Half-price satellite internet sounds like a no-brainer. SpaceX is offering exactly that to eligible Memphis-area residents, dropping Starlink plans to $27.50–$65 per month from the standard $55–$130 range. New customers don’t even pay for hardware upfront. The catch isn’t in the fine print — it’s in the air. The same corporate family behind this neighborly gesture is defending itself against a Clean Air Act lawsuit over 27 gas turbines allegedly running without permits at its xAI Colossus data center nearby.
A Deal Worth Taking – If You Live in the Right Zip Code
SpaceX frames discounted Starlink as community investment tied to its AI operations in Memphis, Southaven, and Collierville.
The discount auto-applies based on your service address. No codes, no applications. Existing customers don’t need to lift a finger. Coverage maps show eligible areas around Memphis, Southaven, and Collierville — precisely where xAI’s Colossus facilities operate. Monthly plans drop from $55–$130 down to $27.50–$65, with no upfront hardware costs for new Residential customers, and SpaceX ties the offer directly to xAI’s local operations.
SpaceX’s help-center language calls Memphis residents “our neighbors.” Michael Nicolls, SpaceX’s VP of Starlink engineering, said on X that the Colossus project “could not be accomplished without the partnership and support from the local Memphis community.” That word “partnership” is doing serious structural work when your data center is the subject of a federal lawsuit — a pattern familiar to anyone who follows Tech Scandals involving corporate image management.
27 Turbines, No Permit, One Lawsuit
The NAACP and environmental groups allege xAI ran methane-fueled turbines in Southaven without air permits, shifting pollution costs onto nearby residents.

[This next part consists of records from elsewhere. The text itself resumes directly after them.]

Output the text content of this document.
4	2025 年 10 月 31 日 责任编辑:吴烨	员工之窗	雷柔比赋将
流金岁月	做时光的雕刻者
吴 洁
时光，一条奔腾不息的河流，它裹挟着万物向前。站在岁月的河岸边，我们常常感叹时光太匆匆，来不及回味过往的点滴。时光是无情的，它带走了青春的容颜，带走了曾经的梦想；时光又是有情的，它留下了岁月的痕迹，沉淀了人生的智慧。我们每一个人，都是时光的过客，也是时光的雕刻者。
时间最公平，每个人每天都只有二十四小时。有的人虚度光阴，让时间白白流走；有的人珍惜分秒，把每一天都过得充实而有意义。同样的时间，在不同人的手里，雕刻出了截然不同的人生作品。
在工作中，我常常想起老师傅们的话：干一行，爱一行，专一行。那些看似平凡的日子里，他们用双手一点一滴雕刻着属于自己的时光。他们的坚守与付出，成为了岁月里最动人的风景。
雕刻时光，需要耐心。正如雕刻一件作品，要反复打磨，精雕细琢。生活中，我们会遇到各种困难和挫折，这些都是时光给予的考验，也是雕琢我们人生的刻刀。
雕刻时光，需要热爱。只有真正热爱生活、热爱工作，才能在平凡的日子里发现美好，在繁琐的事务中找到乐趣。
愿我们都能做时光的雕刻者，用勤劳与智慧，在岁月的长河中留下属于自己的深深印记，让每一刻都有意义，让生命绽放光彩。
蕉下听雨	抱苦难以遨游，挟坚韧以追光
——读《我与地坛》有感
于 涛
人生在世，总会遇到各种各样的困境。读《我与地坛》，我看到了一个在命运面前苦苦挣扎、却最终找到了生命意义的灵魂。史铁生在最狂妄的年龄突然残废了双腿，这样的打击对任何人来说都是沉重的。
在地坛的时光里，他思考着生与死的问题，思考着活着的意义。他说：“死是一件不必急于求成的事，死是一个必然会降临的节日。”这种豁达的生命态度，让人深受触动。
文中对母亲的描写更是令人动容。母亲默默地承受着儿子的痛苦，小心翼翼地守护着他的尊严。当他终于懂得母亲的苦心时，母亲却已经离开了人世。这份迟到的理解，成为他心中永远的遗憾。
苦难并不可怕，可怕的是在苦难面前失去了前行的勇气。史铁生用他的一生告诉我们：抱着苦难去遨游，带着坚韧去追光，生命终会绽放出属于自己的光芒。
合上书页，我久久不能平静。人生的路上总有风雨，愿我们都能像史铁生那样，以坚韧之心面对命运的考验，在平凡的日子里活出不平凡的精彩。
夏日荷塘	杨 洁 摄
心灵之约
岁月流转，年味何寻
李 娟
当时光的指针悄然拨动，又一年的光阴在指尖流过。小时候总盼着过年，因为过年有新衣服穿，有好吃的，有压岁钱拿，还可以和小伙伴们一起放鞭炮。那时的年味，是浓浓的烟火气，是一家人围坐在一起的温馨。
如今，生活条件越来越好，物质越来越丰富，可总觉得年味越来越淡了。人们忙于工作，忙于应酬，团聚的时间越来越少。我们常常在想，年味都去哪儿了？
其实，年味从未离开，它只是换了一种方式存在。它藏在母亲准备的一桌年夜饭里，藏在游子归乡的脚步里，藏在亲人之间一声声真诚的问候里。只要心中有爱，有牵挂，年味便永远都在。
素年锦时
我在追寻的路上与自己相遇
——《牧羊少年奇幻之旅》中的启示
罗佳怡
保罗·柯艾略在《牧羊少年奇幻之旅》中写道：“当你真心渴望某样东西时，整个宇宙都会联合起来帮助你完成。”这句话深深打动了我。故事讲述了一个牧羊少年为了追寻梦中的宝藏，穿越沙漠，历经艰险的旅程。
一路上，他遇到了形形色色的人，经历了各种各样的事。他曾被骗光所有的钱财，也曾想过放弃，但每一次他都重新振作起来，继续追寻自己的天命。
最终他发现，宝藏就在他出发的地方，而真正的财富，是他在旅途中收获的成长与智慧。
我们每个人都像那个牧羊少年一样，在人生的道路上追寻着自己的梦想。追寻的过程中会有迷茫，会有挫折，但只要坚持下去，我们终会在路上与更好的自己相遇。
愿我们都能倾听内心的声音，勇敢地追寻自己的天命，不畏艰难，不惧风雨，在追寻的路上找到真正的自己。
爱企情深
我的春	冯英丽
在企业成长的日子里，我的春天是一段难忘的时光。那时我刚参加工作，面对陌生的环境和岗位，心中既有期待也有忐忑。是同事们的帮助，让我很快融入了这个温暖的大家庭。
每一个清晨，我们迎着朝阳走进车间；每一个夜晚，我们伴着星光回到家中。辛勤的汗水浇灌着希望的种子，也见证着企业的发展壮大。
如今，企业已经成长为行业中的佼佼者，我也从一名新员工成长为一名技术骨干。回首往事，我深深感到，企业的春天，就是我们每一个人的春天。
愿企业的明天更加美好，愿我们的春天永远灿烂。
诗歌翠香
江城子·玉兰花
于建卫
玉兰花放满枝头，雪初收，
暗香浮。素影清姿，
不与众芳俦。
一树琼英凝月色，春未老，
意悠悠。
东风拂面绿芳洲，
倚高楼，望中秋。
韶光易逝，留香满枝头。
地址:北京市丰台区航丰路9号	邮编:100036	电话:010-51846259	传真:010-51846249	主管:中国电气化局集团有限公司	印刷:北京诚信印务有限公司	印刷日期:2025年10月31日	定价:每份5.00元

The NAACP filed suit in April over Colossus 2. According to Earthjustice, xAI operated 27 methane-fueled gas turbines in Southaven without an air permit. Environmental groups argue residents are absorbing the pollution costs of AI compute expansion while the company reaps the benefits. The NAACP filing frames this as a straightforward Clean Air Act violation — one that regulators have since moved to address.
The EPA closed the door in January on the loophole xAI had reportedly relied on — treating off-grid turbines as temporary “non-road engines.” Those turbines now must meet the same stationary power-plant standards under the Clean Air Act. One reclassification, and the legal exposure sharpened considerably.
SpaceX hasn’t acknowledged any connection between the discount and the backlash. But the optics read like a restaurant comping your dessert after a health department citation. The gesture is real. The context makes it complicated.
If you live in the eligible zip codes, the Starlink math genuinely works. Half-price internet with zero hardware costs upfront is a concrete offer. Whether it changes how you feel about paying too much for the pollution costs of unpermitted turbines running nearby — that’s a different calculation entirely.